How to handle wardrobing, serial returns, and stolen item returns
Updated: Jan 17, 2020
The return of used, non-defective merchandise known as wardrobing, is a hard issue to solve. In fact you can't. You can only mitigate the problem by reminding repeat offenders that you have a strict return policy. That in itself probably won't stop them but, if done right you can make it enough of a deterrent. At the very least you will get that product back on the shelf where it belongs, ready for sale in a timely manner.
Your goal is to get that product back as soon as possible and without any damage.
All that said, assuming this is not rampant behavior by a majority of your customers; ignore it. Focus on making profit during this peak time. Accept this bad behavior as the cost of doing business. In my post titled “Return Fraud : to catch a thief”, I explain that fraud only counts for 5% of your product returns. 95% of your customers wishing to return a product are legitimate, decent people. As a result, you should be focused on turning the 95% of your returns into exchanges rather than playing detective. Read it now.
What if wardrobing really is a problem in your store.

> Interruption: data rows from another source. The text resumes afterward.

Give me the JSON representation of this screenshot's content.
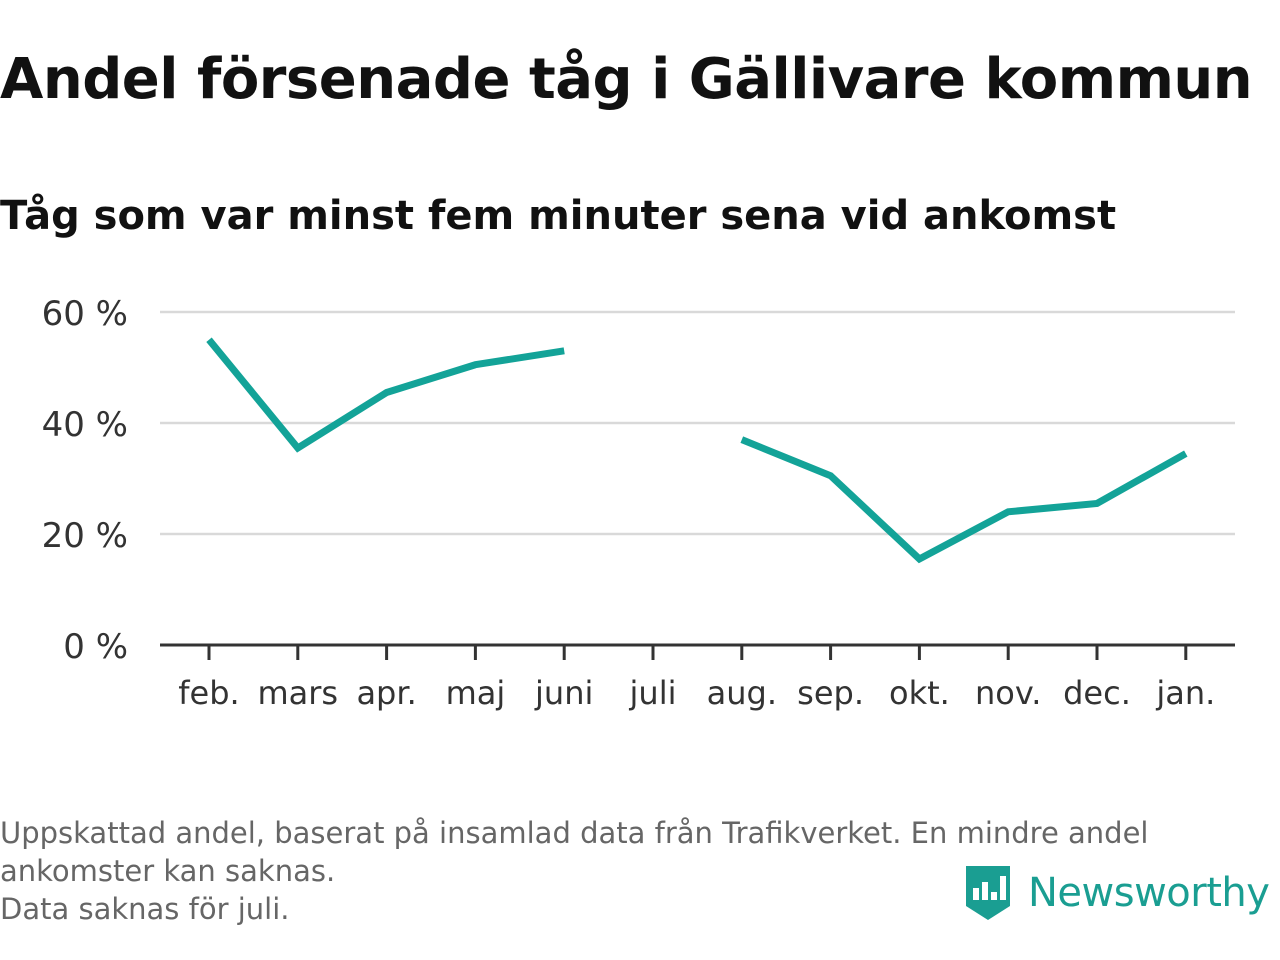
{
  "title": "Andel försenade tåg i Gällivare kommun",
  "subtitle": "Tåg som var minst fem minuter sena vid ankomst",
  "footnote": {
    "line1": "Uppskattad andel, baserat på insamlad data från Trafikverket. En mindre andel",
    "line2": "ankomster kan saknas.",
    "line3": "Data saknas för juli."
  },
  "brand": {
    "name": "Newsworthy",
    "icon": "newsworthy-logo-icon"
  },
  "colors": {
    "line": "#13a398",
    "grid": "#d9d9d9",
    "axis": "#333333",
    "text": "#111111",
    "muted": "#666666",
    "brand": "#1a9e92"
  },
  "chart_data": {
    "type": "line",
    "categories": [
      "feb.",
      "mars",
      "apr.",
      "maj",
      "juni",
      "juli",
      "aug.",
      "sep.",
      "okt.",
      "nov.",
      "dec.",
      "jan."
    ],
    "series": [
      {
        "values": [
          55,
          35.5,
          45.5,
          50.5,
          53,
          null,
          37,
          30.5,
          15.5,
          24,
          25.5,
          34.5
        ]
      }
    ],
    "yticks": [
      0,
      20,
      40,
      60
    ],
    "ytick_labels": [
      "0 %",
      "20 %",
      "40 %",
      "60 %"
    ],
    "ylim": [
      0,
      60
    ],
    "grid": true,
    "legend": "none"
  }
}
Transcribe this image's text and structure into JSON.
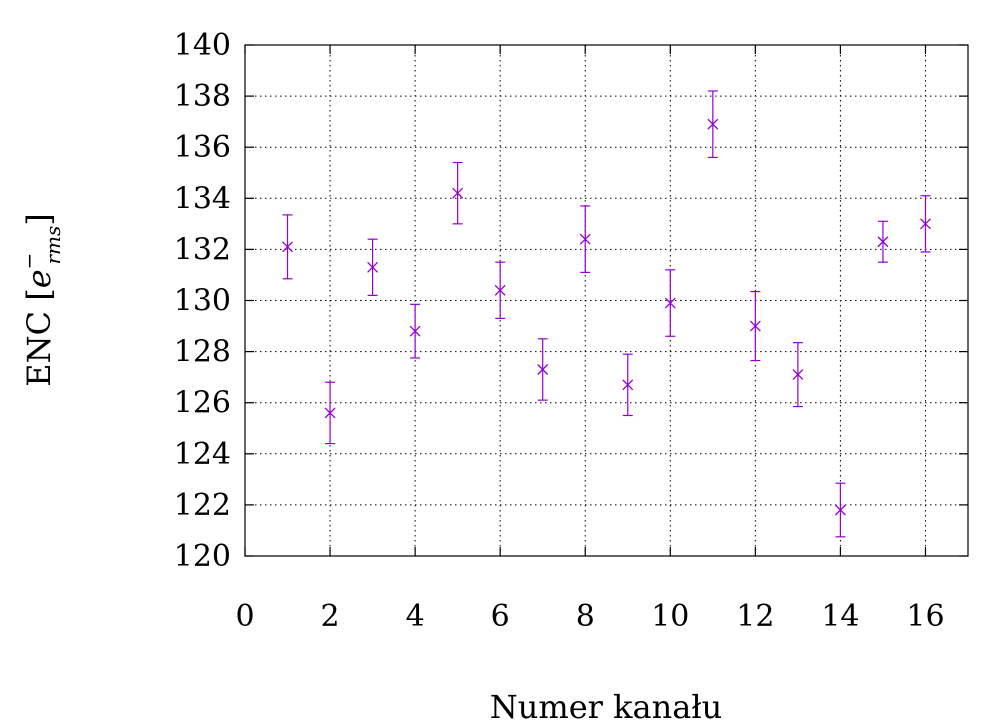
{
  "chart_data": {
    "type": "scatter",
    "xlabel": "Numer kanału",
    "ylabel_main": "ENC [",
    "ylabel_base": "e",
    "ylabel_sup": "−",
    "ylabel_sub": "rms",
    "ylabel_close": "]",
    "xlim": [
      0,
      17
    ],
    "ylim": [
      120,
      140
    ],
    "xticks": [
      0,
      2,
      4,
      6,
      8,
      10,
      12,
      14,
      16
    ],
    "yticks": [
      120,
      122,
      124,
      126,
      128,
      130,
      132,
      134,
      136,
      138,
      140
    ],
    "grid": true,
    "marker_color": "#9400d3",
    "points": [
      {
        "x": 1,
        "y": 132.1,
        "err": 1.25
      },
      {
        "x": 2,
        "y": 125.6,
        "err": 1.2
      },
      {
        "x": 3,
        "y": 131.3,
        "err": 1.1
      },
      {
        "x": 4,
        "y": 128.8,
        "err": 1.05
      },
      {
        "x": 5,
        "y": 134.2,
        "err": 1.2
      },
      {
        "x": 6,
        "y": 130.4,
        "err": 1.1
      },
      {
        "x": 7,
        "y": 127.3,
        "err": 1.2
      },
      {
        "x": 8,
        "y": 132.4,
        "err": 1.3
      },
      {
        "x": 9,
        "y": 126.7,
        "err": 1.2
      },
      {
        "x": 10,
        "y": 129.9,
        "err": 1.3
      },
      {
        "x": 11,
        "y": 136.9,
        "err": 1.3
      },
      {
        "x": 12,
        "y": 129.0,
        "err": 1.35
      },
      {
        "x": 13,
        "y": 127.1,
        "err": 1.25
      },
      {
        "x": 14,
        "y": 121.8,
        "err": 1.05
      },
      {
        "x": 15,
        "y": 132.3,
        "err": 0.8
      },
      {
        "x": 16,
        "y": 133.0,
        "err": 1.1
      }
    ]
  }
}
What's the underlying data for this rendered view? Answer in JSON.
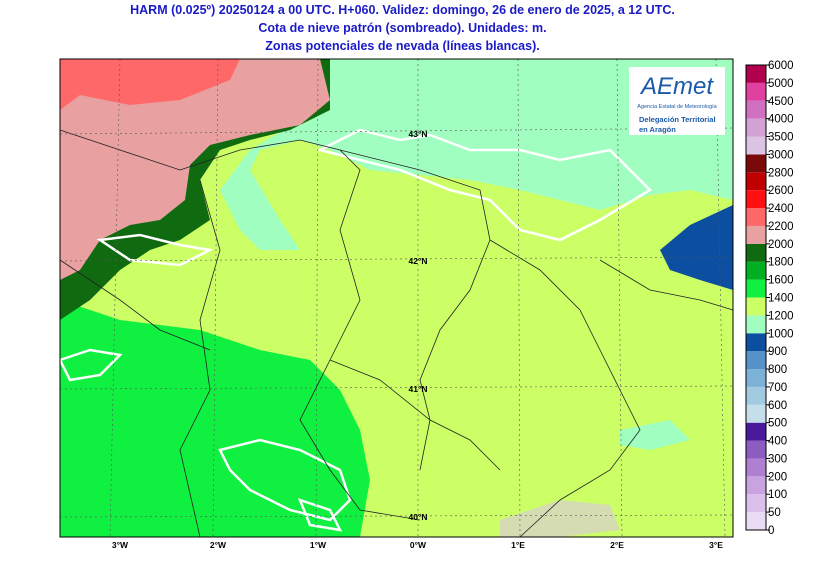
{
  "header": {
    "lines": [
      "HARM (0.025º) 20250124 a 00 UTC. H+060. Validez: domingo, 26 de enero de 2025, a 12 UTC.",
      "Cota de nieve patrón (sombreado). Unidades: m.",
      "Zonas potenciales de nevada (líneas blancas)."
    ]
  },
  "logo": {
    "name": "AEmet",
    "agency": "Agencia Estatal de Meteorología",
    "office": [
      "Delegación Territorial",
      "en Aragón"
    ]
  },
  "latitudes": [
    "43°N",
    "42°N",
    "41°N",
    "40°N"
  ],
  "longitudes": [
    "3°W",
    "2°W",
    "1°W",
    "0°W",
    "1°E",
    "2°E",
    "3°E"
  ],
  "colorbar": {
    "labels": [
      0,
      50,
      100,
      200,
      300,
      400,
      500,
      600,
      700,
      800,
      900,
      1000,
      1200,
      1400,
      1600,
      1800,
      2000,
      2200,
      2400,
      2600,
      2800,
      3000,
      3500,
      4000,
      4500,
      5000,
      6000
    ],
    "colors": [
      "#eadcf4",
      "#dcc0ec",
      "#c9a2e0",
      "#b07fd2",
      "#8c5cc0",
      "#4a1a9a",
      "#c4dfea",
      "#a2cbe2",
      "#7cb2d8",
      "#5492c8",
      "#0c4ea0",
      "#a0ffc0",
      "#ccff66",
      "#10f040",
      "#00b020",
      "#106a10",
      "#e8a0a0",
      "#ff6868",
      "#ff1010",
      "#c00000",
      "#7a0a0a",
      "#dcc4e4",
      "#d2a2d4",
      "#d070c0",
      "#e040a0",
      "#b0004e"
    ]
  }
}
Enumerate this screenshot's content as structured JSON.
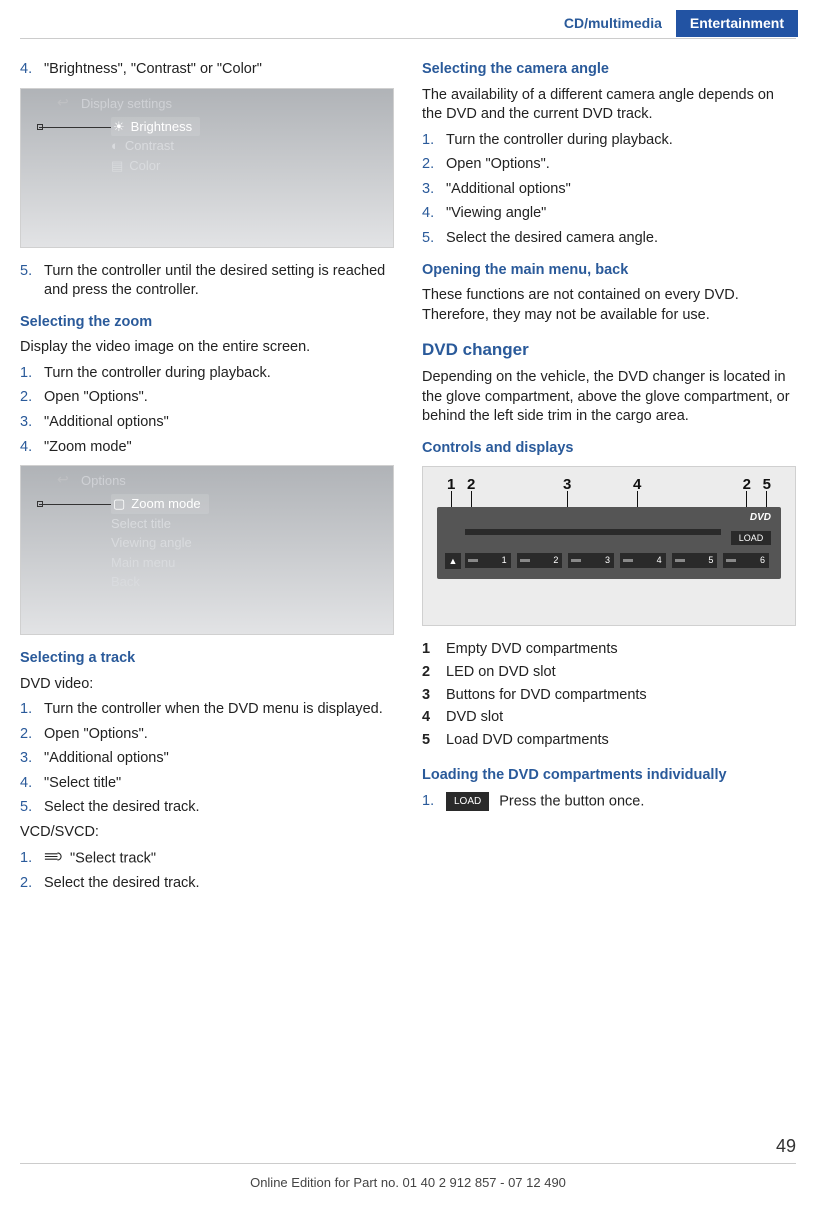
{
  "header": {
    "breadcrumb": "CD/multimedia",
    "section": "Entertainment"
  },
  "left": {
    "s1": {
      "n4": "4.",
      "t4": "\"Brightness\", \"Contrast\" or \"Color\"",
      "scr_title": "Display settings",
      "scr_items": [
        "Brightness",
        "Contrast",
        "Color"
      ],
      "n5": "5.",
      "t5": "Turn the controller until the desired setting is reached and press the controller."
    },
    "zoom": {
      "h": "Selecting the zoom",
      "p": "Display the video image on the entire screen.",
      "steps": [
        {
          "n": "1.",
          "t": "Turn the controller during playback."
        },
        {
          "n": "2.",
          "t": "Open \"Options\"."
        },
        {
          "n": "3.",
          "t": "\"Additional options\""
        },
        {
          "n": "4.",
          "t": "\"Zoom mode\""
        }
      ],
      "scr_title": "Options",
      "scr_items": [
        "Zoom mode",
        "Select title",
        "Viewing angle",
        "Main menu",
        "Back"
      ]
    },
    "track": {
      "h": "Selecting a track",
      "p1": "DVD video:",
      "steps1": [
        {
          "n": "1.",
          "t": "Turn the controller when the DVD menu is displayed."
        },
        {
          "n": "2.",
          "t": "Open \"Options\"."
        },
        {
          "n": "3.",
          "t": "\"Additional options\""
        },
        {
          "n": "4.",
          "t": "\"Select title\""
        },
        {
          "n": "5.",
          "t": "Select the desired track."
        }
      ],
      "p2": "VCD/SVCD:",
      "steps2": [
        {
          "n": "1.",
          "t": "\"Select track\""
        },
        {
          "n": "2.",
          "t": "Select the desired track."
        }
      ]
    }
  },
  "right": {
    "cam": {
      "h": "Selecting the camera angle",
      "p": "The availability of a different camera angle de­pends on the DVD and the current DVD track.",
      "steps": [
        {
          "n": "1.",
          "t": "Turn the controller during playback."
        },
        {
          "n": "2.",
          "t": "Open \"Options\"."
        },
        {
          "n": "3.",
          "t": "\"Additional options\""
        },
        {
          "n": "4.",
          "t": "\"Viewing angle\""
        },
        {
          "n": "5.",
          "t": "Select the desired camera angle."
        }
      ]
    },
    "menu": {
      "h": "Opening the main menu, back",
      "p": "These functions are not contained on every DVD. Therefore, they may not be available for use."
    },
    "changer": {
      "h": "DVD changer",
      "p": "Depending on the vehicle, the DVD changer is located in the glove compartment, above the glove compartment, or behind the left side trim in the cargo area."
    },
    "controls": {
      "h": "Controls and displays",
      "nums": [
        "1",
        "2",
        "3",
        "4",
        "2",
        "5"
      ],
      "btns": [
        "1",
        "2",
        "3",
        "4",
        "5",
        "6"
      ],
      "dvd": "DVD",
      "load": "LOAD",
      "legend": [
        {
          "n": "1",
          "t": "Empty DVD compartments"
        },
        {
          "n": "2",
          "t": "LED on DVD slot"
        },
        {
          "n": "3",
          "t": "Buttons for DVD compartments"
        },
        {
          "n": "4",
          "t": "DVD slot"
        },
        {
          "n": "5",
          "t": "Load DVD compartments"
        }
      ]
    },
    "load": {
      "h": "Loading the DVD compartments individually",
      "n1": "1.",
      "btn": "LOAD",
      "t1": "Press the button once."
    }
  },
  "footer": {
    "text": "Online Edition for Part no. 01 40 2 912 857 - 07 12 490",
    "page": "49"
  }
}
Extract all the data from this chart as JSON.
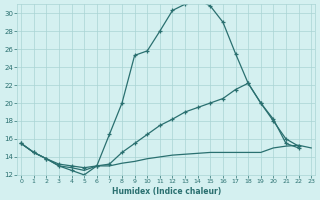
{
  "xlabel": "Humidex (Indice chaleur)",
  "bg_color": "#d4f0f0",
  "grid_color": "#aad4d4",
  "line_color": "#2a7070",
  "yticks": [
    12,
    14,
    16,
    18,
    20,
    22,
    24,
    26,
    28,
    30
  ],
  "xticks": [
    0,
    1,
    2,
    3,
    4,
    5,
    6,
    7,
    8,
    9,
    10,
    11,
    12,
    13,
    14,
    15,
    16,
    17,
    18,
    19,
    20,
    21,
    22,
    23
  ],
  "line1_x": [
    0,
    1,
    2,
    3,
    4,
    5,
    6,
    7,
    8,
    9,
    10,
    11,
    12,
    13,
    14,
    15,
    16,
    17,
    18,
    19,
    20,
    21,
    22
  ],
  "line1_y": [
    15.5,
    14.5,
    13.8,
    13.0,
    12.5,
    12.0,
    13.0,
    16.5,
    20.0,
    25.3,
    25.8,
    28.0,
    30.3,
    31.0,
    31.5,
    30.8,
    29.0,
    25.5,
    22.2,
    20.0,
    18.2,
    15.5,
    15.0
  ],
  "line2_x": [
    0,
    1,
    2,
    3,
    4,
    5,
    6,
    7,
    8,
    9,
    10,
    11,
    12,
    13,
    14,
    15,
    16,
    17,
    18,
    19,
    20,
    21,
    22
  ],
  "line2_y": [
    15.5,
    14.5,
    13.8,
    13.2,
    13.0,
    12.8,
    13.0,
    13.2,
    14.5,
    15.5,
    16.5,
    17.5,
    18.2,
    19.0,
    19.5,
    20.0,
    20.5,
    21.5,
    22.2,
    20.0,
    18.0,
    16.0,
    15.2
  ],
  "line3_x": [
    0,
    1,
    2,
    3,
    4,
    5,
    6,
    7,
    8,
    9,
    10,
    11,
    12,
    13,
    14,
    15,
    16,
    17,
    18,
    19,
    20,
    21,
    22,
    23
  ],
  "line3_y": [
    15.5,
    14.5,
    13.8,
    13.0,
    12.8,
    12.5,
    13.0,
    13.0,
    13.3,
    13.5,
    13.8,
    14.0,
    14.2,
    14.3,
    14.4,
    14.5,
    14.5,
    14.5,
    14.5,
    14.5,
    15.0,
    15.2,
    15.3,
    15.0
  ]
}
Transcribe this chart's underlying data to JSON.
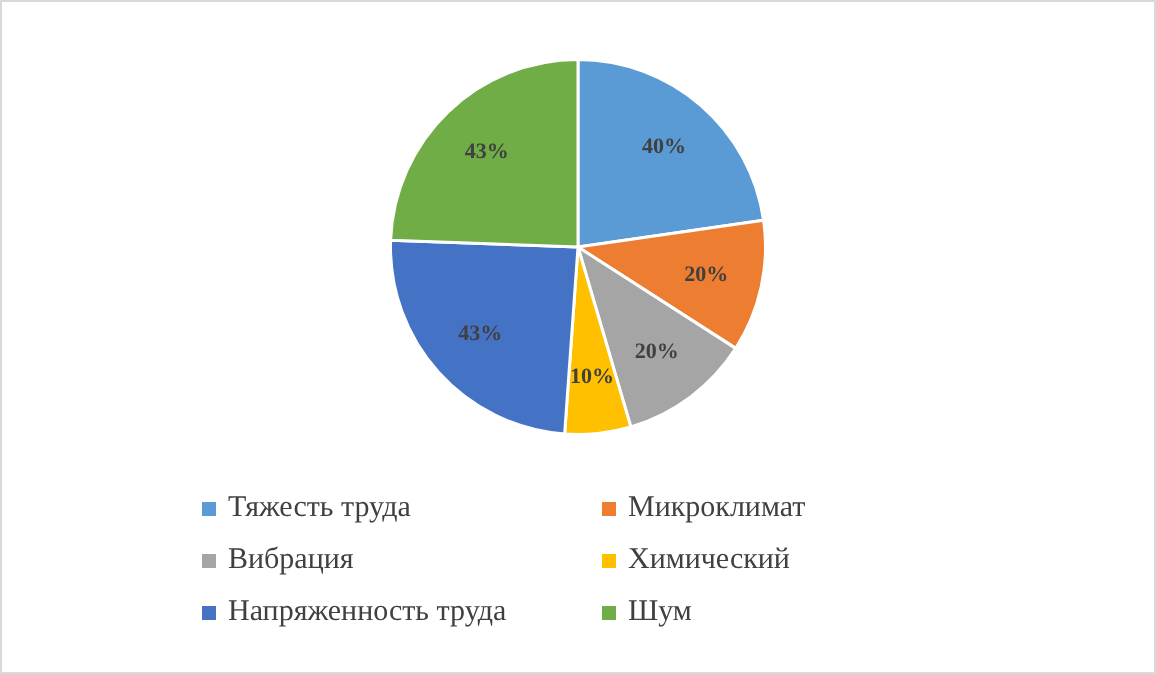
{
  "chart_data": {
    "type": "pie",
    "categories": [
      "Тяжесть труда",
      "Микроклимат",
      "Вибрация",
      "Химический",
      "Напряженность труда",
      "Шум"
    ],
    "values": [
      40,
      20,
      20,
      10,
      43,
      43
    ],
    "value_labels": [
      "40%",
      "20%",
      "20%",
      "10%",
      "43%",
      "43%"
    ],
    "colors": [
      "#5b9bd5",
      "#ed7d31",
      "#a5a5a5",
      "#ffc000",
      "#4472c4",
      "#70ad47"
    ],
    "legend": "bottom"
  }
}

…It's not but let's just pretend that it is. Let's pretend that a customer walks into your shop every friday and picks a set of speakers off your shelf for one time use at a big party! These 'borrowed' speakers will be centre stage. Literally. Yes, you could confront them and refuse to sell to them. Given today's state of social media; I would say that will backfire. You could cast a lot of shade at the cash and go over your extensive return policy:
stamp the receipt of repeat offenders - “return policy explained”
limited time for returns (30 days has become standard)
offer store credit only
original packaging in its original condition
valid receipt or something to show that it came from your store
returns without a receipt are marked down to the lowest sale price (this ensures that you don't return a product for more that it was possibly sold for)
restocking fee after grace period
Offer incentive to return quickly: e.g. 5% discount off any purchase made at the time of the return - if returned in two days.
…but they are still going to borrow your speakers.
Your intention is to politely discourage this customer from making a return by making the process laborious. That said, you must not give other good customers the impression that returns are not welcome here. You don't want discourage legitimate customers from making a purchase.
In the end Wardrobing is not illegal and beyond your return policy; there is not much you can do to stop it. So it's time you had them work for you…
Think of wardrobing as advertising
Here is a crazy idea. You know this person is 'wardrobing'. Find out why? Do they attend many events that require fancy dresses? Are they hosting a massive party? One with tons of attendees; potential customers? — Why not strike a deal. Be entrepreneurial! Offer to sell them products with no hassle returns so long as the product is in good condition in exchange for customer reviews. Turn something bad into something good! Turn them into an evangelist. Promote them to your customers! Require them to write a testimonial or review on google, FaceBook and or your site. Use them!
PLEASE NOTE there is a difference between repeat returns and wardrobing. Some people can't help but buy things, constantly. They can't afford them. They return them and repeat. This is not wardrobing. This is an addiction. As I said earlier talk to them. Recognize them and suggest they find a store with better products. Take the rush out of buying in your store and they will move on.
There is one alternative; one technique I use and find very effective. Honesty.
Approach this customer while they are browsing. Be welcoming but express surprise at their return to your store. Explain that you noticed how often if not always they return their purchase. Clearly the products in your store do not meet their standards and perhaps they would do better to shop elsewhere. This often catches them off guard and they agree, leaving your store. The advantage to this technique is two fold. One, remaining polite; your intervention takes place away from the cash and other customers about to give you money. Two, everyone expects a hassle during a return but no one expects to be turned away during the browsing phase. You've just nipped that disaster in the bud.
How to handle a stolen return
This one is actually easy. Just do it. Honestly they have already stolen the item. Even if you suspect they stole it, how do you prove it. Odds are you can't. They walked in with it and they will walk out with it. Your best policy is to inspect the item as per your store policy and give the store credit for the item without a receipt. It's galling but there it is. Get them on camera and make sure all staff are aware that this individual is not to be trusted in your store. The end.
Don't let one bad customer hold you back from being amazing to all of the customers that deserve your time.